Nella seconda annotazione si legge: «Giacché per
incidenza questa sera s’è fatta onorata menzione de’ Signori
Malatesta, che erano fautori delle Lettere greche e latine, e
d’ogni altra cosa a scienza e ad erudizione appartenente, e
massimamente tra questi Carlo Malatesta Signore di questa
Città, che fu cognominato il Catone de’ suoi tempi, e Sigismondo,
e Malatesta Novello suoi Nipoti, uno Signore di Rimino, e l’altro
Signore di Cesena, che favorirono amendue le Lettere in un
grado eccellente, come dalle scelte Librerie che fondarono, e
dagli uomini illustri in Lettere, che appo ebbero è manifesto, io
vi riferirò o Graziosi uditori una lettera del Sig. Dott. Lodovico
Coltellini di Firenze nostro Accademico Linceo, colla quale egli
ci manda un sonetto d’un tal Pandolfo Malatesta ad un tal
Messer Andrea lasciando a noi la cura d’investigare chi fosse
questo tal Pandolfo giacché moltissimi di questa famiglia
Malatesta, e Signori, e non Signori della Città nostra con un tal
nome di Pandolfo furono».
L’avvocato cortonese Coltellini (1720-1810) era stato
nominato accademico Linceo nel 1750. Fu dotto e polemico
corrispondente di Bianchi. Giovanni Lami, direttore delle
«Novelle letterarie» fiorentine, lo classificò in una lettera allo
stesso Bianchi come «un birro, ed una spia, che non posso
patire». Nel 1757 Coltellini farà ascrivere Bianchi all’Accademia
cortonese di Botanica e Storia Naturale, della quale era
segretario.
4. ERUDITI E MALDICENTI
1756, CONTESTATA LA RIAPERTURA DEGLI AVELLI NEL TEMPIO
In cerca di notizie
Righini con Garampi non usa la stessa «sincerità» e non
ricorda tutto «il vero». Tralascia la visita fatta il 22 luglio
all’Arca degli Antenati. Cita solamente la seconda esplorazione
dell’Arca, svolta il 16 agosto dopo quella nella tomba d’Isotta. In
quest’occasione nell’Arca si vede soltanto un mucchio d’ossa
confuse fra gli stracci, grazie all’imperizia di quel muratore
pasticcione.
Righini sa poco o nulla della storia illustre della chiesa di
cui è custode. Lo dimostra quando, nella stessa missiva, chiede
a Garampi di suggerirgli «qualche notizia particolare» attorno «a
questo nostro Tempio», da inserire «nella rozza composizione»

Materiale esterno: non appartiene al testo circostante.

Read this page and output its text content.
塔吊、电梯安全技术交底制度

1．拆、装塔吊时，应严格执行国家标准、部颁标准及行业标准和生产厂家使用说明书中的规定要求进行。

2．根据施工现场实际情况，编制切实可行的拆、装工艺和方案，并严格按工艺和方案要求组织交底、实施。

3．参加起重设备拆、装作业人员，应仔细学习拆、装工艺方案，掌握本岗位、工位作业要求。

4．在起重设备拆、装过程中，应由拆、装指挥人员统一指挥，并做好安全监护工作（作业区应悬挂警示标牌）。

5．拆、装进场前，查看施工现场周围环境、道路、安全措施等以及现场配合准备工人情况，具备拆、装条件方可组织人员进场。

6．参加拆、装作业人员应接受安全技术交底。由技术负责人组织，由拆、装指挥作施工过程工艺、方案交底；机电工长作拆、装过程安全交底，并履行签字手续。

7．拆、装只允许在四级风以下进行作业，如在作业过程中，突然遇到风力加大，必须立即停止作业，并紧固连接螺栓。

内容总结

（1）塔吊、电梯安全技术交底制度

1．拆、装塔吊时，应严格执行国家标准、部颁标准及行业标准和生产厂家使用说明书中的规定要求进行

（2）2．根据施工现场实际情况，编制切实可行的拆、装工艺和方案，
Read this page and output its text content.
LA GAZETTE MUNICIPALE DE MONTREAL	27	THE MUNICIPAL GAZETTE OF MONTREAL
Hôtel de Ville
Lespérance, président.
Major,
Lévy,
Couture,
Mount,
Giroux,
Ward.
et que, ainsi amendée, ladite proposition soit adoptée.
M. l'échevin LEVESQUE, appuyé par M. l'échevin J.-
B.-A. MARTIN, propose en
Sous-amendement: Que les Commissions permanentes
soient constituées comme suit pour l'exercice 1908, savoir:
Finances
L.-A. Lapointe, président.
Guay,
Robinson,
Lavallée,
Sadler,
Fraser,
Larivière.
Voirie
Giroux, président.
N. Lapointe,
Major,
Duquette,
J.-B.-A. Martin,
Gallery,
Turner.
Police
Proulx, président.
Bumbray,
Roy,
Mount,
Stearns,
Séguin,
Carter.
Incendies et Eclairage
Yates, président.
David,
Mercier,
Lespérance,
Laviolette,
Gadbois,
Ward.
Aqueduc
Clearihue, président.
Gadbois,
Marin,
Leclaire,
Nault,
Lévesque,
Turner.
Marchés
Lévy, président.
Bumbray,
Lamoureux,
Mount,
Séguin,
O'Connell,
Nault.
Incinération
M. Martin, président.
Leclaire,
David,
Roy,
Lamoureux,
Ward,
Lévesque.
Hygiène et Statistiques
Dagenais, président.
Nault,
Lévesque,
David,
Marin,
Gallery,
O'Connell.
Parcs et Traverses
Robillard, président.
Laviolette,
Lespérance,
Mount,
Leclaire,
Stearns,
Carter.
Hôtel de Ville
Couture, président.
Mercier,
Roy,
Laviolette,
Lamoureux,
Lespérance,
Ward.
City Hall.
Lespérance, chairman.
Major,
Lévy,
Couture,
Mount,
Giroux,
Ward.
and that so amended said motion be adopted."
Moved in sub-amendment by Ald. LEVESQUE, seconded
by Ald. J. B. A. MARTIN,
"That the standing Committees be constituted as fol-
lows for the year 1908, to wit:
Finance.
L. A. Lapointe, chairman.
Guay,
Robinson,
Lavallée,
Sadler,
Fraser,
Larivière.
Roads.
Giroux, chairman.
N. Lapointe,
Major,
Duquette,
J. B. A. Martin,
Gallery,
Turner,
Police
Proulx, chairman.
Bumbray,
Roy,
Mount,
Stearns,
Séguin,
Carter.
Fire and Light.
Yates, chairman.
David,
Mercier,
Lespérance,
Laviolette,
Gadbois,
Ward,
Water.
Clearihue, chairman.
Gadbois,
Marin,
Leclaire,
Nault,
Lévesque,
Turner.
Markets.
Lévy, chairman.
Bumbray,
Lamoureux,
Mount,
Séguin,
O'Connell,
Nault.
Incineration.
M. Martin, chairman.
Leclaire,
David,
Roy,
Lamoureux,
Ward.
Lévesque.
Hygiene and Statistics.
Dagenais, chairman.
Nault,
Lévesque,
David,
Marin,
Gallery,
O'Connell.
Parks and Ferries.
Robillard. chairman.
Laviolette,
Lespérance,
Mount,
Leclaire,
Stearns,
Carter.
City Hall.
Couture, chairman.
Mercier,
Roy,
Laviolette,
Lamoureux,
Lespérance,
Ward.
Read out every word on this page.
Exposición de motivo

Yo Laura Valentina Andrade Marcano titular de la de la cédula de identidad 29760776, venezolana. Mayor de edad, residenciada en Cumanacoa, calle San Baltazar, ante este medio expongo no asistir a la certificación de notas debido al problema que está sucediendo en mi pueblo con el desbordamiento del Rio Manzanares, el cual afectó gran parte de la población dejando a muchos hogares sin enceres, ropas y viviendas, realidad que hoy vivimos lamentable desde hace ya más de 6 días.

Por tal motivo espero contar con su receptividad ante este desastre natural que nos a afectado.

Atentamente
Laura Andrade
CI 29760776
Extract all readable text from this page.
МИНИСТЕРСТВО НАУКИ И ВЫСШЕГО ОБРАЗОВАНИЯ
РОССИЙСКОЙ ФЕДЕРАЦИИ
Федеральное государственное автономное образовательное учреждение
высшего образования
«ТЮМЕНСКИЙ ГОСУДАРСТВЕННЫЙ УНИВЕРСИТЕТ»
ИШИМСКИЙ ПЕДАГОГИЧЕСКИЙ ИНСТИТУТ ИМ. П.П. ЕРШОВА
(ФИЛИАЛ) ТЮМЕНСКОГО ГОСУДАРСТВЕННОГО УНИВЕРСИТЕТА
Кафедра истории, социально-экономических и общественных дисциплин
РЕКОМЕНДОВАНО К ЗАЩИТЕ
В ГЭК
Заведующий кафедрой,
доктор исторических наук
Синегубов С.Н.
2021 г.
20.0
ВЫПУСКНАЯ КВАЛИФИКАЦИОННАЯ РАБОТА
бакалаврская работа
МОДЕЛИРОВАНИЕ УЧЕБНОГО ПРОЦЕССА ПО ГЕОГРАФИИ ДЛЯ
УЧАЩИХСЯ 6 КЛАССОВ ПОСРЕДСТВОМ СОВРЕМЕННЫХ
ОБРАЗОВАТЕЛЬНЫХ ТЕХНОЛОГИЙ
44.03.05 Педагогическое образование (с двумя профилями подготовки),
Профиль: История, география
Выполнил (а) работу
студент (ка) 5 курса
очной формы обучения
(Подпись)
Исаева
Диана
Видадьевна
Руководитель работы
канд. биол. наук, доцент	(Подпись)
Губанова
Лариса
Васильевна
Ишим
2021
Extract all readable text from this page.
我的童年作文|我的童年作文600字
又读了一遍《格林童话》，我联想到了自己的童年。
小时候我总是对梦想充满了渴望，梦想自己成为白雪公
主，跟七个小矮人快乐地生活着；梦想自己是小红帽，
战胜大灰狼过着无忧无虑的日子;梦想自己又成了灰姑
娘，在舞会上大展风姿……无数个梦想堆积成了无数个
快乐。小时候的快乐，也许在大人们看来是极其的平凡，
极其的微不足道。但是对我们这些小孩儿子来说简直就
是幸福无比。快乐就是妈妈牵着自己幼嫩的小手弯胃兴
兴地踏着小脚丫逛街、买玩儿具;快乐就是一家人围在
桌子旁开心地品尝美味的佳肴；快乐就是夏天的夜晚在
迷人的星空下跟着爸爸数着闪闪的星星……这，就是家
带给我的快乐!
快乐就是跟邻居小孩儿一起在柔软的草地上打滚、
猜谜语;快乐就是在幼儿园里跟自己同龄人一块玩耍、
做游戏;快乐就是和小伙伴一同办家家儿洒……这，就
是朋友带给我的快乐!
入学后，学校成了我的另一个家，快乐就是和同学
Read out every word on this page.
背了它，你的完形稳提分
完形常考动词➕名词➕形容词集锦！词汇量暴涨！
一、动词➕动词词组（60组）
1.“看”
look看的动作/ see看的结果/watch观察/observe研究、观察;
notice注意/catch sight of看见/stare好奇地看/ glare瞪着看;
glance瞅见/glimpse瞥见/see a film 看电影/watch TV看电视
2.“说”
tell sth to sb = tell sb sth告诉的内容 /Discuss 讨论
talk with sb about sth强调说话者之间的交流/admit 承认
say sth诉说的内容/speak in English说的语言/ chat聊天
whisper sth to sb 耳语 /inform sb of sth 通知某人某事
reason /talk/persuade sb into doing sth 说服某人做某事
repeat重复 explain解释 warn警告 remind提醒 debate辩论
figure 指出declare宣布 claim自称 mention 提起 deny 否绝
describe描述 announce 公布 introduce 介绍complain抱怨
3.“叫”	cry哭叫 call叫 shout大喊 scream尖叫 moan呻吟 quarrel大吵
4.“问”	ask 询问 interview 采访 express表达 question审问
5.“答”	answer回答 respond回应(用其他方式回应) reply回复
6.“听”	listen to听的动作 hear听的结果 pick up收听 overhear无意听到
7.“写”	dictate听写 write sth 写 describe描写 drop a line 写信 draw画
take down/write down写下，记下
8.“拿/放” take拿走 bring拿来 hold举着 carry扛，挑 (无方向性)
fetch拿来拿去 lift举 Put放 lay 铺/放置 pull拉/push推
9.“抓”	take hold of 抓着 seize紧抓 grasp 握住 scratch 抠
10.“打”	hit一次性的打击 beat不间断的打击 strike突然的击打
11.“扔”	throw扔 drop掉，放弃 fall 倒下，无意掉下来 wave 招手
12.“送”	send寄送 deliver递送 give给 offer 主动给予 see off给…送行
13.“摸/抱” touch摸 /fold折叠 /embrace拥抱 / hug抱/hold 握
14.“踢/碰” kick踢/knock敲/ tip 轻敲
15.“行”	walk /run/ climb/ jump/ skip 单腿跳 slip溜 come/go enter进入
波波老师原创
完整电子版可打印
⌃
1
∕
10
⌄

che gli è stata richiesta, ovvero una storia del Malatestiano. Un
suo compagno d’avventura, il filosofo e naturalista Giovanni
Antonio Battarra, scriverà in una «Lettera» a stampa (Milano,
1757) che in città attorno alle tombe del Tempio correvano due
opposte opinioni. C’era chi, seguendo la tesi di Giuseppe
Malatesta Garuffi (1655-1727), riteneva che nella maggior
parte di esse vi fossero le ceneri dei ‘titolari’. Altri invece
sostenevano che fossero vuote. Righini, secondo Battarra, si era
mosso «per decidere chi dei due partiti avesse ragione».